Elizabethkingia anophelis is a bacterium that is spreading quickly across the Midwest. To date, infection from the bacteria has caused illnesses in Wisconsin, Michigan and Illinois — resulting in the loss of 20 lives. At this point, the list of things that health experts don't know about Elizabethkingia anophelis is longer than the list of things they do. For instance, researchers aren't exactly sure how people are becoming infected. Nor do they know how the illness is spreading. But here's what they do know about the mysterious Elizabethkingia anophelis and how you can keep your family safe.
Elizabethkingia anophelis is commonly found in water and soil.
While health experts don't know exactly how patients are becoming infected, they do know that Elizabethkingia is commonly found in river water and reservoir soils. The Centers for Disease Control and Prevention (CDC), along with the health departments of affected states, are currently testing water and environmental samples from a variety of potential sources (including things found in and around hospitals) but none of these have been found to be a source of the bacteria.
The bacteria are most likely to infect those with a weakened immune system.
For the vast majority of people, Elizabethkingia anophelis does not cause an infection. Symptoms of the disease include fever, chills, cellulitis and shortness of breath.
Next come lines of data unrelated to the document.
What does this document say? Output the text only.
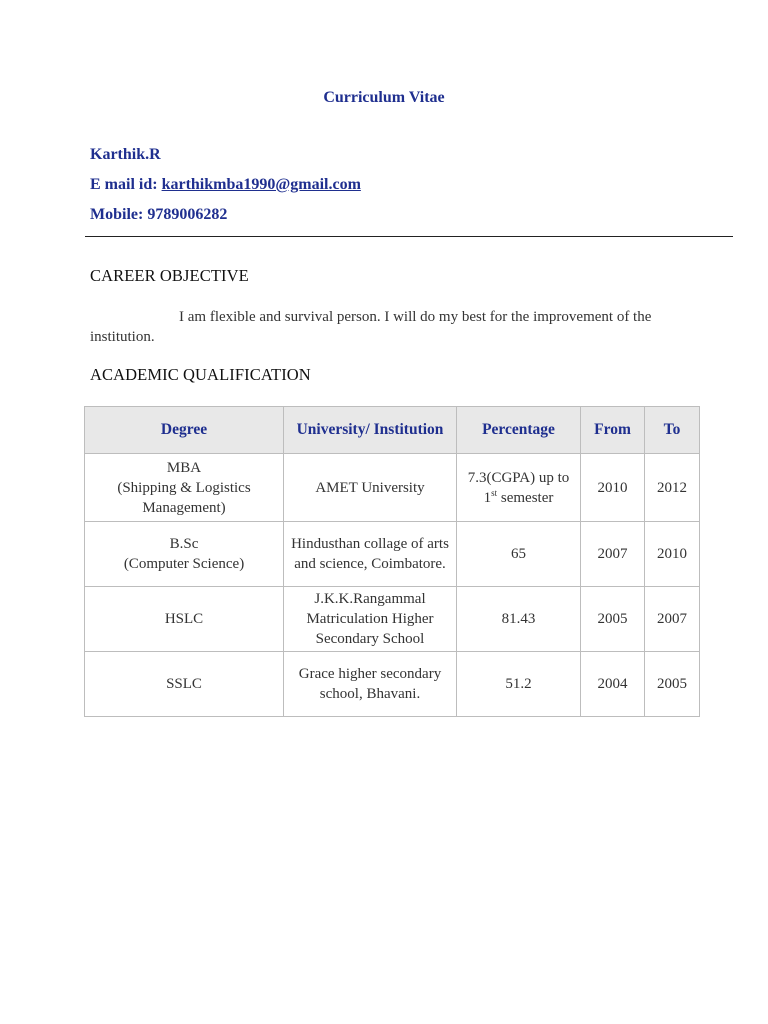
Curriculum Vitae
Karthik.R
E mail id: karthikmba1990@gmail.com
Mobile: 9789006282
CAREER OBJECTIVE
I am flexible and survival person. I will do my best for the improvement of the institution.
ACADEMIC QUALIFICATION
Degree	University/ Institution	Percentage	From	To

MBA
(Shipping & Logistics Management)	AMET University	7.3(CGPA) up to 1st semester	2010	2012

B.Sc
(Computer Science)	Hindusthan collage of arts and science, Coimbatore.	65	2007	2010

HSLC	J.K.K.Rangammal Matriculation Higher Secondary School	81.43	2005	2007

SSLC	Grace higher secondary school, Bhavani.	51.2	2004	2005
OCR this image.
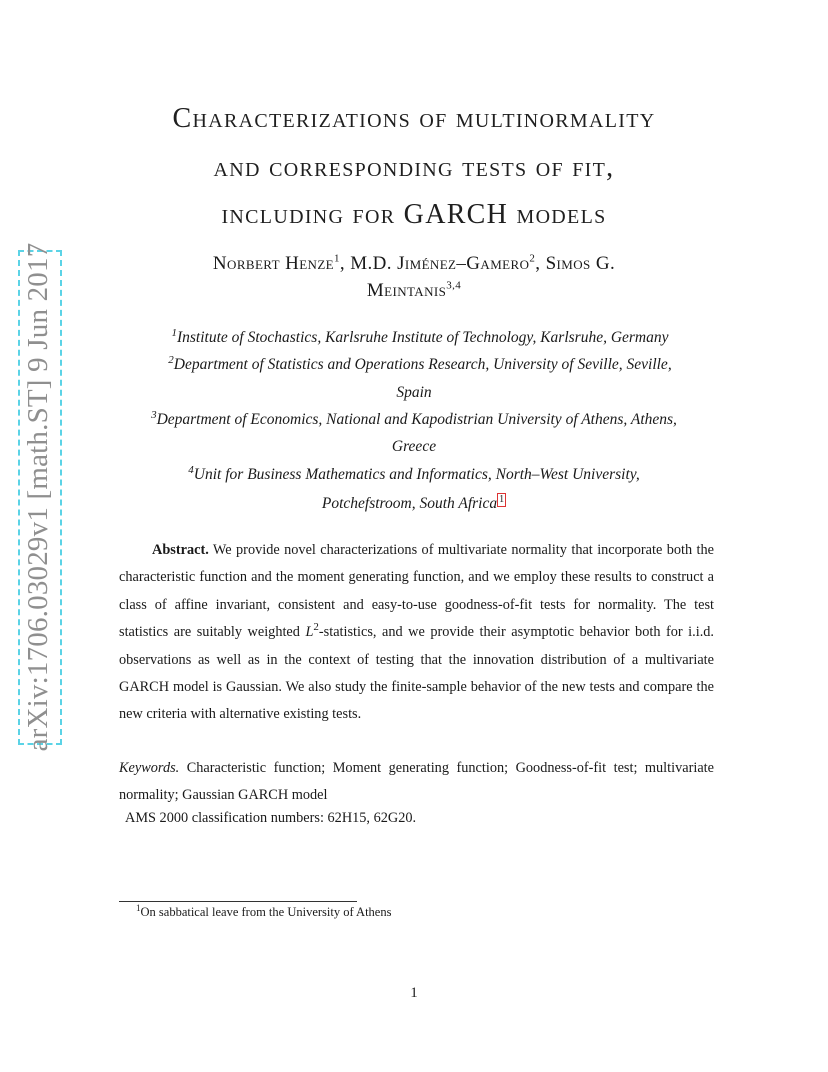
arXiv:1706.03029v1 [math.ST] 9 Jun 2017
Characterizations of multinormality
and corresponding tests of fit,
including for GARCH models
Norbert Henze$^1$, M.D. Jiménez–Gamero$^2$, Simos G.
Meintanis$^{3,4}$
$^1$Institute of Stochastics, Karlsruhe Institute of Technology, Karlsruhe, Germany
$^2$Department of Statistics and Operations Research, University of Seville, Seville,
Spain
$^3$Department of Economics, National and Kapodistrian University of Athens, Athens,
Greece
$^4$Unit for Business Mathematics and Informatics, North–West University,
Potchefstroom, South Africa 1
Abstract. We provide novel characterizations of multivariate normality that incorporate both the characteristic function and the moment generating function, and we employ these results to construct a class of affine invariant, consistent and easy-to-use goodness-of-fit tests for normality. The test statistics are suitably weighted $L^2$-statistics, and we provide their asymptotic behavior both for i.i.d. observations as well as in the context of testing that the innovation distribution of a multivariate GARCH model is Gaussian. We also study the finite-sample behavior of the new tests and compare the new criteria with alternative existing tests.
Keywords. Characteristic function; Moment generating function; Goodness-of-fit test; multivariate normality; Gaussian GARCH model
AMS 2000 classification numbers: 62H15, 62G20.
$^1$On sabbatical leave from the University of Athens
1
It does not usually cause serious infections in humans, but when it does strike, it usually hits those with an already weakened immune system. "The majority of individuals who are affected are over the age of 65 and almost all of them have some prior health condition," said Dr. Nirav Shah, director of the Illinois Department of Public Health.
Elizabethkingia infections have so far been reported in Michigan, Wisconsin and Illinois.
Wisconsin has reported 59 confirmed cases of Elizabethkingia; 18 of those have resulted in deaths. Michigan and Illinois have each reported one case, both resulting in deaths.
Treatment options are available, but only at early stages.
According to the CDC, there are several antibiotics that can be used to treat Elizabethkingia infections, but only when the disease is caught early on.
The bacterium was named after a female microbiologist.
Dr. Elizabeth King discovered and named the bacteria in 1959.